When the words “single-sex” surface in a news report, controversy is rarely far away. In an era of significant progress on gender equality, many of the practices of the past have been consigned to history. In golf, for instance, the Honourable Company of Edinburgh Golfers’ long-standing policy of offering membership to men only makes it stand out as, at best, an anachronism and at worst sexist.
That is not to say that single-sex establishments are all relics of the past. In private education, there are plenty of examples of all-male and all-female establishments. But there is only one remaining state-funded single-sex school in Scotland.
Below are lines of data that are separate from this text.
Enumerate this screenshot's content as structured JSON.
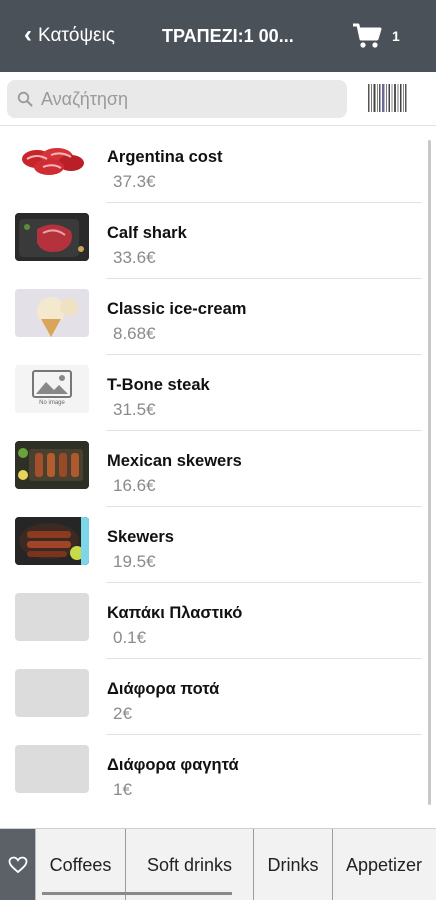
{
  "header": {
    "back_label": "Κατόψεις",
    "title": "ΤΡΑΠΕΖΙ:1 00...",
    "cart_count": "1",
    "back_icon": "chevron-left-icon",
    "cart_icon": "cart-icon"
  },
  "search": {
    "placeholder": "Αναζήτηση",
    "value": "",
    "icon": "search-icon",
    "barcode_icon": "barcode-icon"
  },
  "products": [
    {
      "name": "Argentina cost",
      "price": "37.3€",
      "image": "raw-meat"
    },
    {
      "name": "Calf shark",
      "price": "33.6€",
      "image": "steak-board"
    },
    {
      "name": "Classic ice-cream",
      "price": "8.68€",
      "image": "ice-cream"
    },
    {
      "name": "T-Bone steak",
      "price": "31.5€",
      "image": "no-image"
    },
    {
      "name": "Mexican skewers",
      "price": "16.6€",
      "image": "skewers-platter"
    },
    {
      "name": "Skewers",
      "price": "19.5€",
      "image": "skewers-plate"
    },
    {
      "name": "Καπάκι Πλαστικό",
      "price": "0.1€",
      "image": "placeholder"
    },
    {
      "name": "Διάφορα ποτά",
      "price": "2€",
      "image": "placeholder"
    },
    {
      "name": "Διάφορα φαγητά",
      "price": "1€",
      "image": "placeholder"
    }
  ],
  "no_image_label": "No image",
  "categories": {
    "favorites_icon": "heart-icon",
    "tabs": [
      "Coffees",
      "Soft drinks",
      "Drinks",
      "Appetizer"
    ]
  },
  "colors": {
    "header_bg": "#4b5158",
    "price_text": "#8a8a8a",
    "search_bg": "#e9e9e9"
  }
}
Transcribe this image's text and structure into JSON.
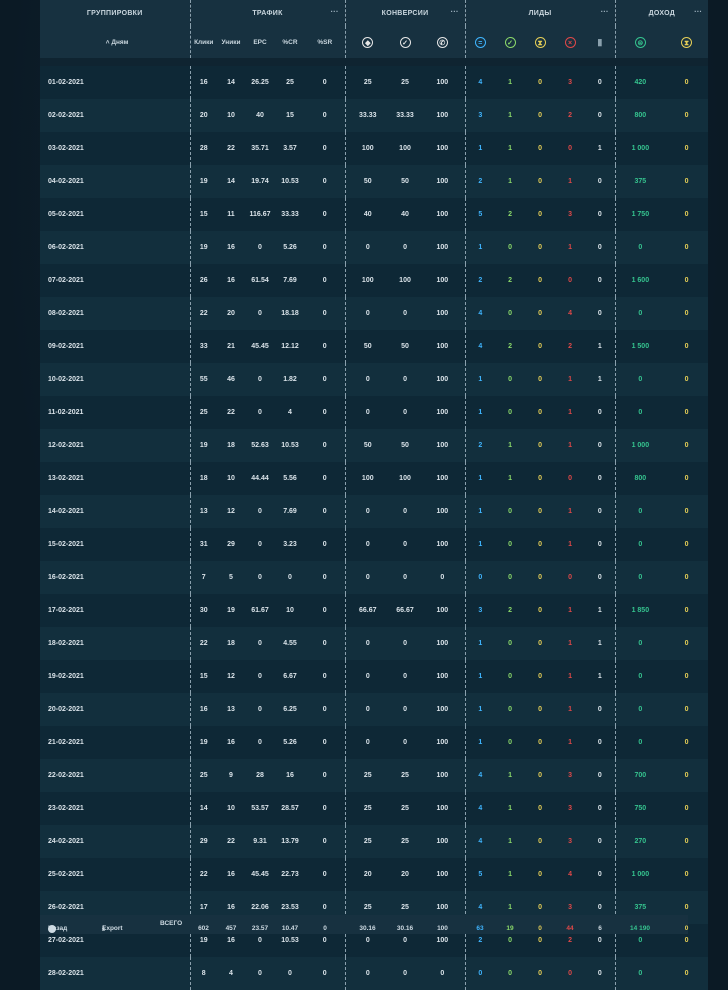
{
  "headers": {
    "grouping": "ГРУППИРОВКИ",
    "traffic": "ТРАФИК",
    "conversions": "КОНВЕРСИИ",
    "leads": "ЛИДЫ",
    "income": "ДОХОД",
    "more": "···",
    "sort_label": "˄ Дням",
    "traffic_cols": [
      "Клики",
      "Уники",
      "EPC",
      "%CR",
      "%SR"
    ]
  },
  "rows": [
    [
      "01-02-2021",
      "16",
      "14",
      "26.25",
      "25",
      "0",
      "25",
      "25",
      "100",
      "4",
      "1",
      "0",
      "3",
      "0",
      "420",
      "0"
    ],
    [
      "02-02-2021",
      "20",
      "10",
      "40",
      "15",
      "0",
      "33.33",
      "33.33",
      "100",
      "3",
      "1",
      "0",
      "2",
      "0",
      "800",
      "0"
    ],
    [
      "03-02-2021",
      "28",
      "22",
      "35.71",
      "3.57",
      "0",
      "100",
      "100",
      "100",
      "1",
      "1",
      "0",
      "0",
      "1",
      "1 000",
      "0"
    ],
    [
      "04-02-2021",
      "19",
      "14",
      "19.74",
      "10.53",
      "0",
      "50",
      "50",
      "100",
      "2",
      "1",
      "0",
      "1",
      "0",
      "375",
      "0"
    ],
    [
      "05-02-2021",
      "15",
      "11",
      "116.67",
      "33.33",
      "0",
      "40",
      "40",
      "100",
      "5",
      "2",
      "0",
      "3",
      "0",
      "1 750",
      "0"
    ],
    [
      "06-02-2021",
      "19",
      "16",
      "0",
      "5.26",
      "0",
      "0",
      "0",
      "100",
      "1",
      "0",
      "0",
      "1",
      "0",
      "0",
      "0"
    ],
    [
      "07-02-2021",
      "26",
      "16",
      "61.54",
      "7.69",
      "0",
      "100",
      "100",
      "100",
      "2",
      "2",
      "0",
      "0",
      "0",
      "1 600",
      "0"
    ],
    [
      "08-02-2021",
      "22",
      "20",
      "0",
      "18.18",
      "0",
      "0",
      "0",
      "100",
      "4",
      "0",
      "0",
      "4",
      "0",
      "0",
      "0"
    ],
    [
      "09-02-2021",
      "33",
      "21",
      "45.45",
      "12.12",
      "0",
      "50",
      "50",
      "100",
      "4",
      "2",
      "0",
      "2",
      "1",
      "1 500",
      "0"
    ],
    [
      "10-02-2021",
      "55",
      "46",
      "0",
      "1.82",
      "0",
      "0",
      "0",
      "100",
      "1",
      "0",
      "0",
      "1",
      "1",
      "0",
      "0"
    ],
    [
      "11-02-2021",
      "25",
      "22",
      "0",
      "4",
      "0",
      "0",
      "0",
      "100",
      "1",
      "0",
      "0",
      "1",
      "0",
      "0",
      "0"
    ],
    [
      "12-02-2021",
      "19",
      "18",
      "52.63",
      "10.53",
      "0",
      "50",
      "50",
      "100",
      "2",
      "1",
      "0",
      "1",
      "0",
      "1 000",
      "0"
    ],
    [
      "13-02-2021",
      "18",
      "10",
      "44.44",
      "5.56",
      "0",
      "100",
      "100",
      "100",
      "1",
      "1",
      "0",
      "0",
      "0",
      "800",
      "0"
    ],
    [
      "14-02-2021",
      "13",
      "12",
      "0",
      "7.69",
      "0",
      "0",
      "0",
      "100",
      "1",
      "0",
      "0",
      "1",
      "0",
      "0",
      "0"
    ],
    [
      "15-02-2021",
      "31",
      "29",
      "0",
      "3.23",
      "0",
      "0",
      "0",
      "100",
      "1",
      "0",
      "0",
      "1",
      "0",
      "0",
      "0"
    ],
    [
      "16-02-2021",
      "7",
      "5",
      "0",
      "0",
      "0",
      "0",
      "0",
      "0",
      "0",
      "0",
      "0",
      "0",
      "0",
      "0",
      "0"
    ],
    [
      "17-02-2021",
      "30",
      "19",
      "61.67",
      "10",
      "0",
      "66.67",
      "66.67",
      "100",
      "3",
      "2",
      "0",
      "1",
      "1",
      "1 850",
      "0"
    ],
    [
      "18-02-2021",
      "22",
      "18",
      "0",
      "4.55",
      "0",
      "0",
      "0",
      "100",
      "1",
      "0",
      "0",
      "1",
      "1",
      "0",
      "0"
    ],
    [
      "19-02-2021",
      "15",
      "12",
      "0",
      "6.67",
      "0",
      "0",
      "0",
      "100",
      "1",
      "0",
      "0",
      "1",
      "1",
      "0",
      "0"
    ],
    [
      "20-02-2021",
      "16",
      "13",
      "0",
      "6.25",
      "0",
      "0",
      "0",
      "100",
      "1",
      "0",
      "0",
      "1",
      "0",
      "0",
      "0"
    ],
    [
      "21-02-2021",
      "19",
      "16",
      "0",
      "5.26",
      "0",
      "0",
      "0",
      "100",
      "1",
      "0",
      "0",
      "1",
      "0",
      "0",
      "0"
    ],
    [
      "22-02-2021",
      "25",
      "9",
      "28",
      "16",
      "0",
      "25",
      "25",
      "100",
      "4",
      "1",
      "0",
      "3",
      "0",
      "700",
      "0"
    ],
    [
      "23-02-2021",
      "14",
      "10",
      "53.57",
      "28.57",
      "0",
      "25",
      "25",
      "100",
      "4",
      "1",
      "0",
      "3",
      "0",
      "750",
      "0"
    ],
    [
      "24-02-2021",
      "29",
      "22",
      "9.31",
      "13.79",
      "0",
      "25",
      "25",
      "100",
      "4",
      "1",
      "0",
      "3",
      "0",
      "270",
      "0"
    ],
    [
      "25-02-2021",
      "22",
      "16",
      "45.45",
      "22.73",
      "0",
      "20",
      "20",
      "100",
      "5",
      "1",
      "0",
      "4",
      "0",
      "1 000",
      "0"
    ],
    [
      "26-02-2021",
      "17",
      "16",
      "22.06",
      "23.53",
      "0",
      "25",
      "25",
      "100",
      "4",
      "1",
      "0",
      "3",
      "0",
      "375",
      "0"
    ],
    [
      "27-02-2021",
      "19",
      "16",
      "0",
      "10.53",
      "0",
      "0",
      "0",
      "100",
      "2",
      "0",
      "0",
      "2",
      "0",
      "0",
      "0"
    ],
    [
      "28-02-2021",
      "8",
      "4",
      "0",
      "0",
      "0",
      "0",
      "0",
      "0",
      "0",
      "0",
      "0",
      "0",
      "0",
      "0",
      "0"
    ]
  ],
  "footer": {
    "back_label": "Назад",
    "export_label": "Export",
    "total_label": "ВСЕГО",
    "totals": [
      "602",
      "457",
      "23.57",
      "10.47",
      "0",
      "30.16",
      "30.16",
      "100",
      "63",
      "19",
      "0",
      "44",
      "6",
      "14 190",
      "0"
    ]
  },
  "colors": {
    "blue": "#3fb5ff",
    "green": "#8bd96a",
    "yellow": "#e6cf57",
    "red": "#e04848",
    "teal": "#35c48f"
  },
  "icons": {
    "conversions": [
      "bag-icon",
      "check-circle-icon",
      "phone-icon"
    ],
    "leads": [
      "equals-circle-icon",
      "check-circle-icon",
      "hourglass-icon",
      "cross-circle-icon",
      "trash-icon"
    ],
    "income": [
      "wallet-icon",
      "hourglass-icon"
    ]
  }
}
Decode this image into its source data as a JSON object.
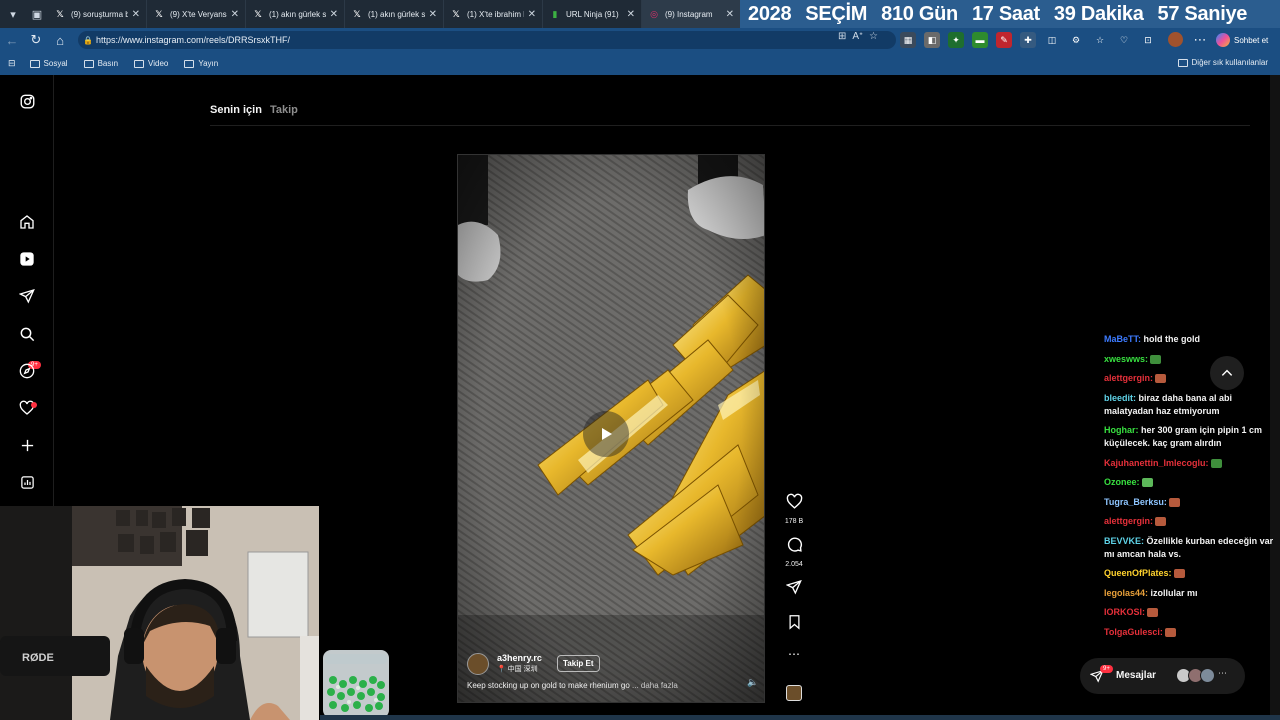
{
  "tabs": [
    {
      "icon": "x-icon",
      "title": "(9) soruşturma ba",
      "active": false
    },
    {
      "icon": "x-icon",
      "title": "(9) X'te Veryansın",
      "active": false
    },
    {
      "icon": "x-icon",
      "title": "(1) akın gürlek so",
      "active": false
    },
    {
      "icon": "x-icon",
      "title": "(1) akın gürlek so",
      "active": false
    },
    {
      "icon": "x-icon",
      "title": "(1) X'te ibrahim k",
      "active": false
    },
    {
      "icon": "urlninja-icon",
      "title": "URL Ninja (91)",
      "active": false
    },
    {
      "icon": "instagram-icon",
      "title": "(9) Instagram",
      "active": true
    }
  ],
  "countdown": {
    "parts": [
      "2028",
      "SEÇİM",
      "810 Gün",
      "17 Saat",
      "39 Dakika",
      "57 Saniye"
    ]
  },
  "address": {
    "url": "https://www.instagram.com/reels/DRRSrsxkTHF/"
  },
  "chat_button": "Sohbet et",
  "bookmarks": {
    "items": [
      "Sosyal",
      "Basın",
      "Video",
      "Yayın"
    ],
    "other": "Diğer sık kullanılanlar"
  },
  "feed": {
    "tab_for_you": "Senin için",
    "tab_following": "Takip"
  },
  "reel": {
    "username": "a3henry.rc",
    "location": "中国 深圳",
    "follow": "Takip Et",
    "caption": "Keep stocking up on gold to make rhenium go",
    "more": "... daha fazla",
    "likes": "178 B",
    "comments": "2.054"
  },
  "nav": {
    "notif_badge": "9+"
  },
  "messages": {
    "label": "Mesajlar",
    "badge": "9+"
  },
  "chat": [
    {
      "user": "MaBeTT:",
      "color": "#3d7bff",
      "text": "hold the gold",
      "emote": ""
    },
    {
      "user": "xweswws:",
      "color": "#38e040",
      "text": "",
      "emote": "#3f8f3c"
    },
    {
      "user": "alettgergin:",
      "color": "#e5303a",
      "text": "",
      "emote": "#b65a3c"
    },
    {
      "user": "bleedit:",
      "color": "#5fd3e8",
      "text": "biraz daha bana al abi malatyadan haz etmiyorum",
      "emote": ""
    },
    {
      "user": "Hoghar:",
      "color": "#38e040",
      "text": "her 300 gram için pipin 1 cm küçülecek. kaç gram alırdın",
      "emote": ""
    },
    {
      "user": "Kajuhanettin_Imlecoglu:",
      "color": "#e5303a",
      "text": "",
      "emote": "#3f8f3c"
    },
    {
      "user": "Ozonee:",
      "color": "#38e040",
      "text": "",
      "emote": "#5db85a"
    },
    {
      "user": "Tugra_Berksu:",
      "color": "#8ec5ff",
      "text": "",
      "emote": "#b65a3c"
    },
    {
      "user": "alettgergin:",
      "color": "#e5303a",
      "text": "",
      "emote": "#b65a3c"
    },
    {
      "user": "BEVVKE:",
      "color": "#5fd3e8",
      "text": "Özellikle kurban edeceğin var mı amcan hala vs.",
      "emote": ""
    },
    {
      "user": "QueenOfPlates:",
      "color": "#ffd22e",
      "text": "",
      "emote": "#b65a3c"
    },
    {
      "user": "legolas44:",
      "color": "#e8a03a",
      "text": "izollular mı",
      "emote": ""
    },
    {
      "user": "IORKOSI:",
      "color": "#e5303a",
      "text": "",
      "emote": "#b65a3c"
    },
    {
      "user": "TolgaGulesci:",
      "color": "#e5303a",
      "text": "",
      "emote": "#b65a3c"
    }
  ],
  "colors": {
    "countdown_bg": "#2b5d8f",
    "browser_bar": "#1b4e82",
    "ig_bg": "#000000",
    "notif_red": "#ff3040"
  }
}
Should that cause us concern? Does it translate into discrimination within the state system? It’s very easy to jump to the conclusion that such a distinction should be done away with, in the name of gender equality. Notre Dame High School in Glasgow has only permitted girls to attend since it was founded in 1897. Today it is one of the best performing schools in the city.
The school’s status is being challenged by a group of parents, and it is only right that they are heard if they construct a compelling case. Not unreasonably, the parents of children at Notre Dame Primary, a feeder school, ask why their sons and daughters have to be split up when they move on to high school.
It’s a sensitive matter, and Glasgow City Council has pointed out change would only take after full formal consultation and with wide support across the school’s community.
It would be the end of an era if Notre Dame High opened its gates to boys, but if that is what the majority desire, then it would be time to make a final break with tradition.